An elementary school student whose English is better than an average high school student's ― and there is no dearth of such examples ― must not be forced to stay in a class where he or she is not likely to learn anything. As for the protection of students from comparatively economically weaker segments of society, they should be given scholarships to attend private classes so that they're on a level playing field. Shorter school hours would result in savings that could be used for scholarships based on merit and means.

According to the survey, a majority of our students depend on private tutoring for English ― the main rub. Our policy makers have implicit faith in the efficacy of native speakers of English. The belief that every native speaker of English can succeed in our classroom is fallacious.

ELT (English Language Teaching) is a profession like any other profession, and its success or failure depends on formal qualifications, training and experience, and to send our kids to quacks is academically suicidal. While there are some native speakers ― even if untrained and without any necessary qualifications and training ― whose performance has been found satisfactory; by and large, these economic migrants ― with little commitment to the profession and less in the job assigned to them ― cannot deliver the goods.

Our mistake is that we fail to realize that English is an international language, and non-native speakers of English today far exceed the number of native speakers. In some Commonwealth countries, for example, English as a second language far exceeds the importance of native languages and people use English there as their primary language of function. English in these countries has been cultivated there by native resources without the interference of native speakers.

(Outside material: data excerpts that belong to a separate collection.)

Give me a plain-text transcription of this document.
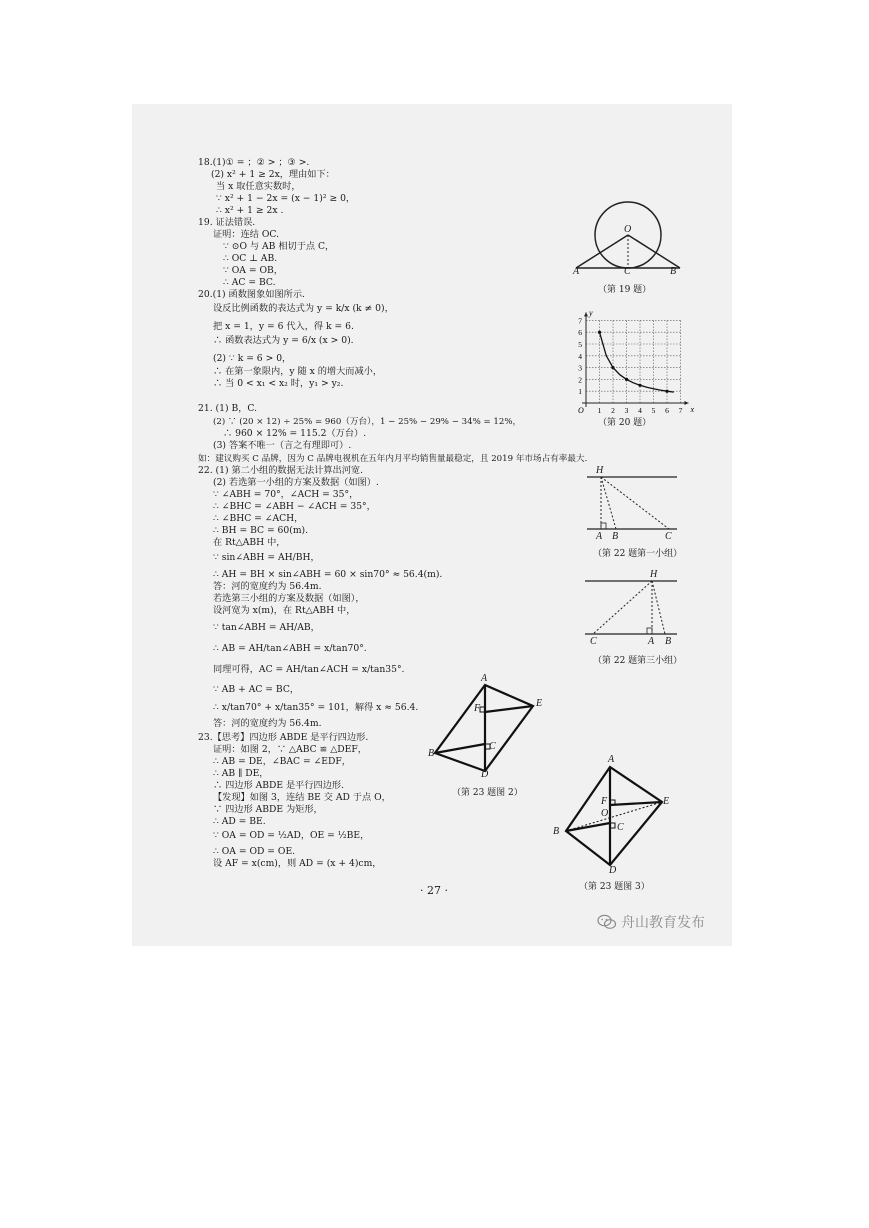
18.(1)① = ；② > ；③ >.
(2) x² + 1 ≥ 2x，理由如下：
当 x 取任意实数时，
∵ x² + 1 − 2x = (x − 1)² ≥ 0，
∴ x² + 1 ≥ 2x .
19. 证法错误.
证明：连结 OC.
∵ ⊙O 与 AB 相切于点 C，
∴ OC ⊥ AB.
∵ OA = OB，
∴ AC = BC.
20.(1) 函数图象如图所示.
设反比例函数的表达式为 y = k/x (k ≠ 0)，
把 x = 1，y = 6 代入，得 k = 6.
∴ 函数表达式为 y = 6/x (x > 0).
(2) ∵ k = 6 > 0，
∴ 在第一象限内，y 随 x 的增大而减小，
∴ 当 0 < x₁ < x₂ 时，y₁ > y₂.
21. (1) B，C.
(2) ∵ (20 × 12) ÷ 25% = 960（万台），1 − 25% − 29% − 34% = 12%，
∴ 960 × 12% = 115.2（万台）.
(3) 答案不唯一（言之有理即可）.
如：建议购买 C 品牌，因为 C 品牌电视机在五年内月平均销售量最稳定，且 2019 年市场占有率最大.
22. (1) 第二小组的数据无法计算出河宽.
(2) 若选第一小组的方案及数据（如图）.
∵ ∠ABH = 70°，∠ACH = 35°，
∴ ∠BHC = ∠ABH − ∠ACH = 35°，
∴ ∠BHC = ∠ACH，
∴ BH = BC = 60(m).
在 Rt△ABH 中，
∵ sin∠ABH = AH/BH，
∴ AH = BH × sin∠ABH = 60 × sin70° ≈ 56.4(m).
答：河的宽度约为 56.4m.
若选第三小组的方案及数据（如图），
设河宽为 x(m)，在 Rt△ABH 中，
∵ tan∠ABH = AH/AB，
∴ AB = AH/tan∠ABH = x/tan70°.
同理可得，AC = AH/tan∠ACH = x/tan35°.
∵ AB + AC = BC，
∴ x/tan70° + x/tan35° = 101，解得 x ≈ 56.4.
答：河的宽度约为 56.4m.
23.【思考】四边形 ABDE 是平行四边形.
证明：如图 2，∵ △ABC ≌ △DEF，
∴ AB = DE，∠BAC = ∠EDF，
∴ AB ∥ DE，
∴ 四边形 ABDE 是平行四边形.
【发现】如图 3，连结 BE 交 AD 于点 O，
∵ 四边形 ABDE 为矩形，
∴ AD = BE.
∵ OA = OD = ½AD，OE = ½BE，
∴ OA = OD = OE.
设 AF = x(cm)，则 AD = (x + 4)cm，
O
A	C	B
（第 19 题）
1 2 3 4 5 6 7
1
2
3
4
5
6
7
O	x
y
（第 20 题）
H
A B	C
（第 22 题第一小组）
H
C	A B
（第 22 题第三小组）
A
E
F
C
B
D
（第 23 题图 2）
A
E
F
O
C
B
D
（第 23 题图 3）
· 27 ·
舟山教育发布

It is this variety of English which is shaping the future of English, not as a regional variety of English, but as the English of international communication. Hundreds and thousands of phone inquiries, not just from America, but from all over the world, are received at call centers in remote parts of India, eloquent evidence that our dependence on native speakers of English is erroneous.

It's time we changed our rules and invite ELT experts from all over the world and not just half a dozen countries. If we cast a wider net, we have better chances of finding real experts instead of numerous quacks.